The Hyundai Ioniq 5, a battery-powered compact crossover SUV, is a close relative of the Kia EV6. It offers a relatively low price point for the SEL model, $45,900—which is reduced by $7,500 thanks to a federal income tax credit. The Ioniq 5 comes with up to 303 miles on a single charge. A standard SE model with less range will start at $40,925, but it’s not expected to debut from Hyundai Motor Group until mid-2022.
The compact crossover market is the most crowded segment of electric vehicles. Available models include the Ford Mustang Mach-E, the Volkswagen I.D.4, and the Volvo XC40 Recharge. Luxury EVs like the Tesla Model Y is offered at a higher price point. Hyundai also offers a second, smaller electric crossover, the Kona Electric, starting at $35,245.
The Ioniq 5 with rear-wheel drive has a combined EPA rating of 114 MPGe (miles per gallon equivalent) and 98 MPGe with all-wheel drive (AWD). The $50,600 Limited model has the same range as the SEL but adds such amenities as a full-length “vision roof,” premium head-up display, blind-spot monitoring, and parking assistance. Buyers can upgrade any of the Ioniq 5 trims to AWD.

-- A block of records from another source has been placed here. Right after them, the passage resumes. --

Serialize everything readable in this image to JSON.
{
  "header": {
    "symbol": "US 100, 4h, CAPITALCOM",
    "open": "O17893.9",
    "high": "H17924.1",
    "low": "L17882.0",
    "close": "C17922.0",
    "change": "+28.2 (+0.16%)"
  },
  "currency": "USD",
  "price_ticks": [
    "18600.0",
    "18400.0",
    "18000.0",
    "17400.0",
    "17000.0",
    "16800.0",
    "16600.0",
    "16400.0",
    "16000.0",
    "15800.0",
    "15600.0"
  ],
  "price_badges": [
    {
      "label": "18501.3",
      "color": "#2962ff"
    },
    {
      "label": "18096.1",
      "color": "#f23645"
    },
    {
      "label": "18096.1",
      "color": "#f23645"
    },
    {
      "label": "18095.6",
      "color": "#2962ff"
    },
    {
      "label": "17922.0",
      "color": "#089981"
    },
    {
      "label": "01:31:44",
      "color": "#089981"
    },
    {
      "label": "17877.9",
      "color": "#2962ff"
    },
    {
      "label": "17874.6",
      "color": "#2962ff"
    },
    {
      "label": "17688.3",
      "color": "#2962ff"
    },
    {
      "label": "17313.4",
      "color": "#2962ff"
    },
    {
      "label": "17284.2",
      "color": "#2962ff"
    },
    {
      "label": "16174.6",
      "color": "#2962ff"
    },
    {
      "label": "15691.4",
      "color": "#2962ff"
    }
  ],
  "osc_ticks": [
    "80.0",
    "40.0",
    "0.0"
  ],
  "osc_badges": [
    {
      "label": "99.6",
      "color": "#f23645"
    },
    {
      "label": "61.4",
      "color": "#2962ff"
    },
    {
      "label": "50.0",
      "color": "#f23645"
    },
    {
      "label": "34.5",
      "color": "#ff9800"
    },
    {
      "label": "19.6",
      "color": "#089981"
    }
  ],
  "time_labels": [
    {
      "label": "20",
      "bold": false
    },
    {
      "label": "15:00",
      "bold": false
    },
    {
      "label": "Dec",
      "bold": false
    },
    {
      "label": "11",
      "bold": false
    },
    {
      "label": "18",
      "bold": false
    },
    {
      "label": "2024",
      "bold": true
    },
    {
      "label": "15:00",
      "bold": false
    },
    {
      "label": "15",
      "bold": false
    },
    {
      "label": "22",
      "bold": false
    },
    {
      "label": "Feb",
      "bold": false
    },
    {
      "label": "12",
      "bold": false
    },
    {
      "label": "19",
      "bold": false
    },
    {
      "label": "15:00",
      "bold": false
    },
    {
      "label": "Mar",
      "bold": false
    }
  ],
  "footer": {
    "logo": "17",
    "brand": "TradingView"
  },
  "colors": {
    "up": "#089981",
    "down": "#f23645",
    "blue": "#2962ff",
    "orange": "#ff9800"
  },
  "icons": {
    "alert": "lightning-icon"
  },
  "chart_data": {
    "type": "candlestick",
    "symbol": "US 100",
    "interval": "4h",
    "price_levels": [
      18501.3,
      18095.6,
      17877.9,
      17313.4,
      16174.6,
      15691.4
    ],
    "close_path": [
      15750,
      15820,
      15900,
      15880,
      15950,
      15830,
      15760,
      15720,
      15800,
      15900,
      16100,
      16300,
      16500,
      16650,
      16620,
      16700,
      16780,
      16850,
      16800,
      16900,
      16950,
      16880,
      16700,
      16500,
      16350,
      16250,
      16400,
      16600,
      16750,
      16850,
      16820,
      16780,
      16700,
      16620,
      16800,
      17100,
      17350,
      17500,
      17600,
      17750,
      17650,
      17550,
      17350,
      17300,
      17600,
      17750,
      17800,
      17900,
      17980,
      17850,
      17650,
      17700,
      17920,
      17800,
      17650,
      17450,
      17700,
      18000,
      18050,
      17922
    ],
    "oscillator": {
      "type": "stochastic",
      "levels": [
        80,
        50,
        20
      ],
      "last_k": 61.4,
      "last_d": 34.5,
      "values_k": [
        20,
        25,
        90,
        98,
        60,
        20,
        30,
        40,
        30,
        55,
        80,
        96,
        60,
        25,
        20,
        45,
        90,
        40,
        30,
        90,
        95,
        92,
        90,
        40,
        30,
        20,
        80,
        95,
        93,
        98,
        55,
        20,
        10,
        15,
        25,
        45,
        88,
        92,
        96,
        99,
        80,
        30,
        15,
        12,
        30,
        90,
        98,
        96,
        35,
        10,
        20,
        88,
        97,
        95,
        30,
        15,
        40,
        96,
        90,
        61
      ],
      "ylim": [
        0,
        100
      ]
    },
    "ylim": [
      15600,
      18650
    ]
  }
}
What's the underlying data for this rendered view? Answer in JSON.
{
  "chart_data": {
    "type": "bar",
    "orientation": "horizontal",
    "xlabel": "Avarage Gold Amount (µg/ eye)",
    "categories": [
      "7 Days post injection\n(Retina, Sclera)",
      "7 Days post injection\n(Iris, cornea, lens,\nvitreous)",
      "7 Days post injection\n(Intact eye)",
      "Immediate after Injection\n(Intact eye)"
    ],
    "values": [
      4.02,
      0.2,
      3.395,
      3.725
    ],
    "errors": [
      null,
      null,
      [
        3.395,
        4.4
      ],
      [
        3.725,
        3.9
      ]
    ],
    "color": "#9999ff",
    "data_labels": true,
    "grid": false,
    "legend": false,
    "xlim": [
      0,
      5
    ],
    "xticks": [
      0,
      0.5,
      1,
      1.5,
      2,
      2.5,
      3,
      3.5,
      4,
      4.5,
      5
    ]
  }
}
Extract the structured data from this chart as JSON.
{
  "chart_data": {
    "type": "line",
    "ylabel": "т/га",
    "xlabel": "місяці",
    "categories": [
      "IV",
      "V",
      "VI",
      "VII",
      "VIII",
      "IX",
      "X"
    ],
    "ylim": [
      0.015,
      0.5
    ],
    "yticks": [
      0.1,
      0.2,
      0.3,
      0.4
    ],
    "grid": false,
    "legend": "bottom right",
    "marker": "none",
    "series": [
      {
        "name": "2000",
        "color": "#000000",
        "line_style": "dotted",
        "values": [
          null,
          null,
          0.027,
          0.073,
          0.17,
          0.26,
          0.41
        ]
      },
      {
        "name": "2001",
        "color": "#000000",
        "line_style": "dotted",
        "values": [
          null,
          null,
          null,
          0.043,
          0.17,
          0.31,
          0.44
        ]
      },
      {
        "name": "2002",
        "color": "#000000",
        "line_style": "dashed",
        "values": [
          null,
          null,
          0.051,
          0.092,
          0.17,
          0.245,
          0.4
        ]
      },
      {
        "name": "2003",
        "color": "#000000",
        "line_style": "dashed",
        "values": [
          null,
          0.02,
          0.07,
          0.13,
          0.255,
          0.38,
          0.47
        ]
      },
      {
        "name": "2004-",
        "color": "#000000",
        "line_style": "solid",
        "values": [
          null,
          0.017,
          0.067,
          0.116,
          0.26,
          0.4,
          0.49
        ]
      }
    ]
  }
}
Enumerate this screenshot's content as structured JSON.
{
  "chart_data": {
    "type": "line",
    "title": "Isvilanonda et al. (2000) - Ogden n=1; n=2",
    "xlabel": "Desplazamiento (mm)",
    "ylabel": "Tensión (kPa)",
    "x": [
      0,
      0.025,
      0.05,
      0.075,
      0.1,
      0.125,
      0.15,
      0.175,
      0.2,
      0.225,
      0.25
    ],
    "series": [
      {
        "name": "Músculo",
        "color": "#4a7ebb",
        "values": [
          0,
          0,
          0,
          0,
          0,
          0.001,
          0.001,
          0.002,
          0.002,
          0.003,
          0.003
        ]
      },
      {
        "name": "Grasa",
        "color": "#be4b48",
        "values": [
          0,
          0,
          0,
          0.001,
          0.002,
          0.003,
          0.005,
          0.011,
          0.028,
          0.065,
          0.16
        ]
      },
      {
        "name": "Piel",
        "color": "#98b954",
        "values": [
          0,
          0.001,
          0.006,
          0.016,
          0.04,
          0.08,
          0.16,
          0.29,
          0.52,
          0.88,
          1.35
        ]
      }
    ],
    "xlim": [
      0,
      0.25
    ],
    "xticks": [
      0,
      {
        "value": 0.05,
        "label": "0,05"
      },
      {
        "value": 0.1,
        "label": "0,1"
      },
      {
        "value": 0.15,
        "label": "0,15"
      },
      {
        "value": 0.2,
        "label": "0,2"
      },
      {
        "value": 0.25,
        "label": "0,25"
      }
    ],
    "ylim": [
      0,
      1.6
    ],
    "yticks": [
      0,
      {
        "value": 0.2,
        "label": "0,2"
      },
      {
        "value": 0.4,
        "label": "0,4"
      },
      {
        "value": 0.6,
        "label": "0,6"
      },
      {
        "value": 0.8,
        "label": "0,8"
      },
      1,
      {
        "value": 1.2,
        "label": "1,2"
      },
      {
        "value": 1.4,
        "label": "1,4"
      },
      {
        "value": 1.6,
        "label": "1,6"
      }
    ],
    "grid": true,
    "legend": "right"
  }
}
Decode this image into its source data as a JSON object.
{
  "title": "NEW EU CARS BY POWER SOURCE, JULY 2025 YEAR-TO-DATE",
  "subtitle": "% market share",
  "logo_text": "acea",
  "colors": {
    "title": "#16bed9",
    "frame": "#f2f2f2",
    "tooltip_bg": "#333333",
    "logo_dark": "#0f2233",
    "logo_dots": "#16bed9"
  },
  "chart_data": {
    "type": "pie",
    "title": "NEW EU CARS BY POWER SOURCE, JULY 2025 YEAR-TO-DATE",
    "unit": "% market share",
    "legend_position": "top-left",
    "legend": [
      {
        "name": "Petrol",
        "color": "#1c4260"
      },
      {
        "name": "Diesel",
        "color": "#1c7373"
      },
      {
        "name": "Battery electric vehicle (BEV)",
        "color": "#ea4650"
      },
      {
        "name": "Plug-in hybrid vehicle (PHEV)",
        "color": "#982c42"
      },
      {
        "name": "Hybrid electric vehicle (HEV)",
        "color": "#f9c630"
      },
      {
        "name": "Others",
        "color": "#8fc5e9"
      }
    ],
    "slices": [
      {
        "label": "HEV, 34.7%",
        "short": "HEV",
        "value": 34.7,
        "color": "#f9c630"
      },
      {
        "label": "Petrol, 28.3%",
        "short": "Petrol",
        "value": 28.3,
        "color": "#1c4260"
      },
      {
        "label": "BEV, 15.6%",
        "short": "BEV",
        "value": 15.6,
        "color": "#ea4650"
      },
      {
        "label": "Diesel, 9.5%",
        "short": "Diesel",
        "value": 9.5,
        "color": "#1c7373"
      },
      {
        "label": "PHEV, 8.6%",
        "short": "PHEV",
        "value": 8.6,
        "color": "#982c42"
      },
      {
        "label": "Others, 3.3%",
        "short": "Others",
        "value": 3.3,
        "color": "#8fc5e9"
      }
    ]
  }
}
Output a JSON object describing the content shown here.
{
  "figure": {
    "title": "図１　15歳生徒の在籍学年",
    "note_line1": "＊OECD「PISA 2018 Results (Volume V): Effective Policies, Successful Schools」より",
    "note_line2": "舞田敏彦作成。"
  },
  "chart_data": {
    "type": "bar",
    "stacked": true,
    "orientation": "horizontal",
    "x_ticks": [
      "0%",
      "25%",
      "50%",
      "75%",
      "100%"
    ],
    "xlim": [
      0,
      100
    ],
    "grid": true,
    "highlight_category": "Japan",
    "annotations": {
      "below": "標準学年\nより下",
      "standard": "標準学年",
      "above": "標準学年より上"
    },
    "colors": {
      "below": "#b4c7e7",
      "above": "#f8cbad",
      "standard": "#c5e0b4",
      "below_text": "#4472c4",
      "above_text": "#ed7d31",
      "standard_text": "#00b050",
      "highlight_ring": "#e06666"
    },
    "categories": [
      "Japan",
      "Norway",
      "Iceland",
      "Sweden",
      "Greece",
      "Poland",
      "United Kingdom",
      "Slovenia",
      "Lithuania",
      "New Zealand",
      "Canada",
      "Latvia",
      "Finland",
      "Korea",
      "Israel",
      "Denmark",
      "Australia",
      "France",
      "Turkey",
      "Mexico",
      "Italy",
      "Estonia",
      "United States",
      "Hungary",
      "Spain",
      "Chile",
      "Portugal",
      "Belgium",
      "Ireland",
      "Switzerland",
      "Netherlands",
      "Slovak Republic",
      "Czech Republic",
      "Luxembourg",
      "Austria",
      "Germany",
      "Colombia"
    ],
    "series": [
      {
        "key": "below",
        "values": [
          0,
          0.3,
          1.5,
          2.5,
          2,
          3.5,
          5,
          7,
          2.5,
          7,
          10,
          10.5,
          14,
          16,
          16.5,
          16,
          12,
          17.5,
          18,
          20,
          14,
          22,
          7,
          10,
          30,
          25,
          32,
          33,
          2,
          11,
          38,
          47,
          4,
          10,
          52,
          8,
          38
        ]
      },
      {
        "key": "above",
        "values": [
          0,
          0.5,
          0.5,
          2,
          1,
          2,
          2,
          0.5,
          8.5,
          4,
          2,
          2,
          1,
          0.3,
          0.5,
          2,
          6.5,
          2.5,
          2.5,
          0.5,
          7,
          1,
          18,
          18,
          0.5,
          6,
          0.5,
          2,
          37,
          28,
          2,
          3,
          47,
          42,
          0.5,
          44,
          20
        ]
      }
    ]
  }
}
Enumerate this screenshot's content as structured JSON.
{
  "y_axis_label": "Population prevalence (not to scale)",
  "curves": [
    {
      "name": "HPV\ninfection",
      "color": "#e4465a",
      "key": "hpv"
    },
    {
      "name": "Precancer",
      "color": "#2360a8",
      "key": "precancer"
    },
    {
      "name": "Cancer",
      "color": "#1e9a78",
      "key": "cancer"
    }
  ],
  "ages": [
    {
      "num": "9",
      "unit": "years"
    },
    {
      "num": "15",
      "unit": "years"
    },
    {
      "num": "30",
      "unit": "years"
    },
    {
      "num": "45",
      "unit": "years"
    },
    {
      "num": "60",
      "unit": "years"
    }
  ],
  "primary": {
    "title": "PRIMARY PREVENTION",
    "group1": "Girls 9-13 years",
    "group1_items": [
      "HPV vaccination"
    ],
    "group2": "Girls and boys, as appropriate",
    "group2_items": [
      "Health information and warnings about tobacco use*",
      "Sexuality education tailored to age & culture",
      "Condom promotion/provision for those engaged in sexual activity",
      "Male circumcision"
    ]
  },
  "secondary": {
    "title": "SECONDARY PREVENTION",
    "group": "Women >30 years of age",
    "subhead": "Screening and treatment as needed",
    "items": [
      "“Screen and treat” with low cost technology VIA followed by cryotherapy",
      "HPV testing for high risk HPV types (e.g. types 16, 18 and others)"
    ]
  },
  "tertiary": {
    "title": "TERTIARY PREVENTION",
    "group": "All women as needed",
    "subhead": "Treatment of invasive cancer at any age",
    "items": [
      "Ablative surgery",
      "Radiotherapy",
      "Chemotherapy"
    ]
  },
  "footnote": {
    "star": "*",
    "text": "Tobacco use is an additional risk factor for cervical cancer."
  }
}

The standard Ioniq 5 battery (58 kWh), paired to a single rear battery, offers 168 horsepower. With the longer-range 77.4 kWh battery and rear drive, the car provides an impressive 225 horsepower and 258 pound-feet of torque. Add a second motor and the AWD Ioniq 5 jumps to an exciting 320 horsepower and 446 pound-feet. Moreover, the two-motor version can reach 60 mph in 5.2 seconds, compared to 7.4 in the one-motor iteration. All versions of the Ioniq 5 are rated to tow 2,000 pounds and reach a top speed of 115 miles per hour.
The Ioniq 5’s bright and airy interior features an EV advantage and a completely flat floor. Additionally, a large central console slides back and forth, and the front seats recline with footrests. There is a pair of 12.3-inch screens, with the digital dashboard on the left and infotainment/climate on the right).